What I was just saying it cause you randomly just posted a thread onto my thread? But I agree with @Type B.


----------



## TriggerHappy923 (Dec 8, 2012)

TheGirlWithTheCurls said:


> _I'm an ISFP, and I keep seeing people on this site saying that ISFPs are self centered. _


I have an ISFP friends. She is so so sweet, but she is quite racist... annoyingly racist. I know, weird. The sweetest person you could know, but racist. Guess she's not really all THAT sweet. 

She's very kind hearted, loves children, kind of hippy-like. Flowers, world peace, I love trees, animal activist, and "save the planet" mojo. She can seem selfish at times... but who on earth isn't? I guess I'm more selfish. To me she wears a bright halo over her head... 
she's so silly too, she says she wants to say bad things, she says she says the D-word (Oh my stars!) in her head all the time these past months. Oh yeah, she's Sooooo bad. She makes me feel like a horrible person because she's so good... well except the racism... can't blame her, she's Polish. *sarcasm*


benr3600 said:


> lol, truth. Several of the ISFPs I've known who come from the "I was against consumerism/materialism/money, before it was cool" clique still have so many traits of a spoiled kid underneath everything, as they walk to the bus stop with their iphone 5 and MBP, or drive their new Prius, on the way to school that is paid for while they've never worked an hour in their life. :crazy:


 Yup yup yup, that's my ISTP friend.


----------



## mjacq (Nov 24, 2021)

I'm just being in close relation with isfp. Some "self centered" things i notice she does :

tell again and again how miserably her life, when I'm also have unfortunate event at almost the same time
have difficulty accepting others input & argument
asking for our help but at the same time not appreciating it when it's contradict her own way (come on, you can't always have you own way. Please see others perspective too, especially when you ASK for their help)

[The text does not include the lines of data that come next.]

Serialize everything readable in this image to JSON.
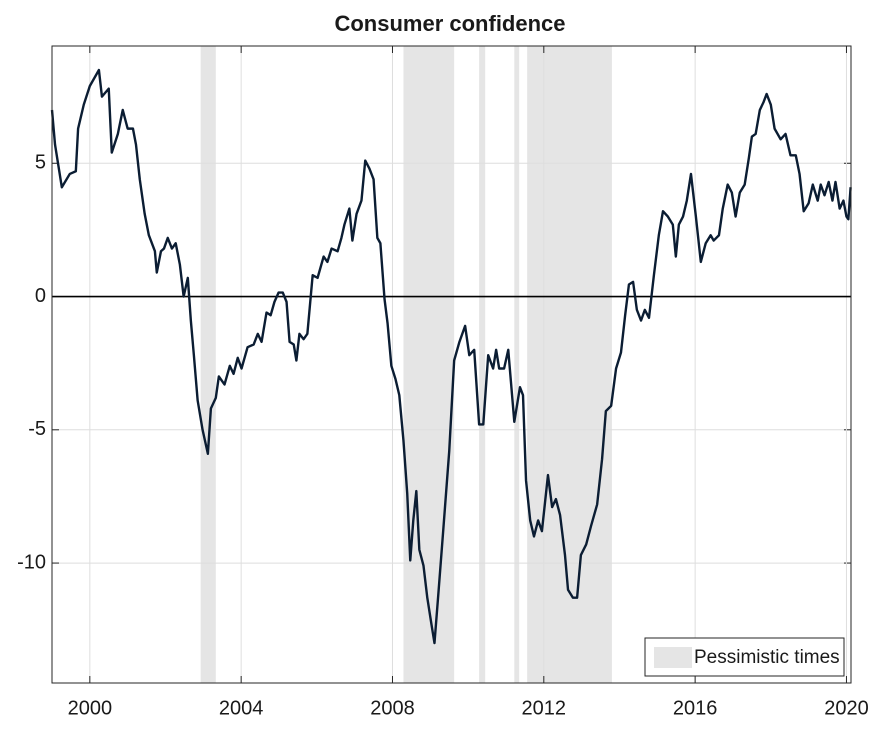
{
  "chart_data": {
    "type": "line",
    "title": "Consumer confidence",
    "x": [
      1999.0,
      1999.08,
      1999.26,
      1999.47,
      1999.63,
      1999.69,
      1999.84,
      2000.0,
      2000.24,
      2000.32,
      2000.5,
      2000.58,
      2000.74,
      2000.87,
      2001.0,
      2001.14,
      2001.22,
      2001.32,
      2001.45,
      2001.56,
      2001.72,
      2001.77,
      2001.88,
      2001.96,
      2002.06,
      2002.17,
      2002.27,
      2002.38,
      2002.48,
      2002.59,
      2002.67,
      2002.75,
      2002.85,
      2002.98,
      2003.12,
      2003.2,
      2003.33,
      2003.41,
      2003.56,
      2003.7,
      2003.8,
      2003.91,
      2004.01,
      2004.17,
      2004.33,
      2004.44,
      2004.54,
      2004.67,
      2004.78,
      2004.88,
      2004.99,
      2005.1,
      2005.2,
      2005.28,
      2005.39,
      2005.46,
      2005.54,
      2005.65,
      2005.75,
      2005.89,
      2006.02,
      2006.18,
      2006.28,
      2006.39,
      2006.55,
      2006.65,
      2006.73,
      2006.86,
      2006.94,
      2007.05,
      2007.18,
      2007.28,
      2007.39,
      2007.5,
      2007.6,
      2007.68,
      2007.79,
      2007.87,
      2007.97,
      2008.08,
      2008.18,
      2008.29,
      2008.39,
      2008.47,
      2008.55,
      2008.63,
      2008.71,
      2008.82,
      2008.92,
      2009.03,
      2009.11,
      2009.21,
      2009.34,
      2009.5,
      2009.63,
      2009.77,
      2009.92,
      2010.03,
      2010.16,
      2010.29,
      2010.4,
      2010.53,
      2010.66,
      2010.74,
      2010.82,
      2010.95,
      2011.06,
      2011.22,
      2011.37,
      2011.45,
      2011.53,
      2011.64,
      2011.74,
      2011.85,
      2011.95,
      2012.11,
      2012.22,
      2012.32,
      2012.43,
      2012.56,
      2012.64,
      2012.77,
      2012.88,
      2012.98,
      2013.12,
      2013.25,
      2013.41,
      2013.54,
      2013.64,
      2013.78,
      2013.91,
      2014.04,
      2014.15,
      2014.25,
      2014.36,
      2014.46,
      2014.57,
      2014.67,
      2014.78,
      2014.91,
      2015.04,
      2015.15,
      2015.28,
      2015.41,
      2015.49,
      2015.57,
      2015.68,
      2015.78,
      2015.89,
      2016.02,
      2016.15,
      2016.28,
      2016.41,
      2016.49,
      2016.63,
      2016.73,
      2016.86,
      2016.97,
      2017.07,
      2017.18,
      2017.31,
      2017.42,
      2017.5,
      2017.6,
      2017.71,
      2017.81,
      2017.89,
      2018.0,
      2018.1,
      2018.26,
      2018.39,
      2018.52,
      2018.66,
      2018.76,
      2018.87,
      2019.0,
      2019.11,
      2019.24,
      2019.32,
      2019.42,
      2019.53,
      2019.63,
      2019.71,
      2019.82,
      2019.92,
      2020.0,
      2020.05,
      2020.11
    ],
    "series": [
      {
        "color": "#0b1d33",
        "values": [
          7.0,
          5.7,
          4.1,
          4.6,
          4.7,
          6.3,
          7.2,
          7.9,
          8.5,
          7.5,
          7.8,
          5.4,
          6.1,
          7.0,
          6.3,
          6.3,
          5.7,
          4.4,
          3.1,
          2.3,
          1.7,
          0.9,
          1.7,
          1.8,
          2.2,
          1.8,
          2.0,
          1.2,
          0.0,
          0.7,
          -0.9,
          -2.2,
          -3.9,
          -5.0,
          -5.9,
          -4.2,
          -3.8,
          -3.0,
          -3.3,
          -2.6,
          -2.9,
          -2.3,
          -2.7,
          -1.9,
          -1.8,
          -1.4,
          -1.7,
          -0.6,
          -0.7,
          -0.2,
          0.15,
          0.15,
          -0.2,
          -1.7,
          -1.8,
          -2.4,
          -1.4,
          -1.6,
          -1.4,
          0.8,
          0.7,
          1.5,
          1.3,
          1.8,
          1.7,
          2.2,
          2.7,
          3.3,
          2.1,
          3.1,
          3.6,
          5.1,
          4.8,
          4.4,
          2.2,
          2.0,
          -0.1,
          -1.0,
          -2.6,
          -3.1,
          -3.7,
          -5.4,
          -7.4,
          -9.9,
          -8.4,
          -7.3,
          -9.5,
          -10.1,
          -11.3,
          -12.3,
          -13.0,
          -11.2,
          -8.8,
          -5.8,
          -2.4,
          -1.7,
          -1.1,
          -2.2,
          -2.0,
          -4.8,
          -4.8,
          -2.2,
          -2.7,
          -2.0,
          -2.7,
          -2.7,
          -2.0,
          -4.7,
          -3.4,
          -3.7,
          -6.9,
          -8.4,
          -9.0,
          -8.4,
          -8.8,
          -6.7,
          -7.9,
          -7.6,
          -8.2,
          -9.7,
          -11.0,
          -11.3,
          -11.3,
          -9.7,
          -9.3,
          -8.6,
          -7.8,
          -6.1,
          -4.3,
          -4.1,
          -2.7,
          -2.1,
          -0.7,
          0.45,
          0.55,
          -0.5,
          -0.9,
          -0.5,
          -0.8,
          0.8,
          2.3,
          3.2,
          3.0,
          2.7,
          1.5,
          2.7,
          3.0,
          3.6,
          4.6,
          3.0,
          1.3,
          2.0,
          2.3,
          2.1,
          2.3,
          3.3,
          4.2,
          3.9,
          3.0,
          3.9,
          4.2,
          5.2,
          6.0,
          6.1,
          7.0,
          7.3,
          7.6,
          7.2,
          6.3,
          5.9,
          6.1,
          5.3,
          5.3,
          4.6,
          3.2,
          3.5,
          4.2,
          3.6,
          4.2,
          3.8,
          4.3,
          3.6,
          4.3,
          3.3,
          3.6,
          3.0,
          2.9,
          4.1
        ]
      }
    ],
    "shaded_regions": {
      "name": "Pessimistic times",
      "color": "#e5e5e5",
      "ranges": [
        [
          2002.93,
          2003.33
        ],
        [
          2008.29,
          2009.63
        ],
        [
          2010.29,
          2010.45
        ],
        [
          2011.22,
          2011.35
        ],
        [
          2011.56,
          2013.8
        ]
      ]
    },
    "xlim": [
      1999.0,
      2020.12
    ],
    "xticks": [
      2000,
      2004,
      2008,
      2012,
      2016,
      2020
    ],
    "ylim": [
      -14.5,
      9.4
    ],
    "yticks": [
      -10,
      -5,
      0,
      5
    ],
    "grid": true,
    "zero_line": true,
    "legend": "lower right"
  }
}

But i also notice some good traits she have :

very understandable about our emotion
observant about our preferences
very generous

I will say every person have their own flaw (including me). If you're honestly try to become a better person, please be more considerate to open your mind and digest others perspective first before giving any response. If you already do this, I think you are the not self centered isfp. And the fact that you are asking this question already become the first step & give me hope that not all isfp is self centered


----------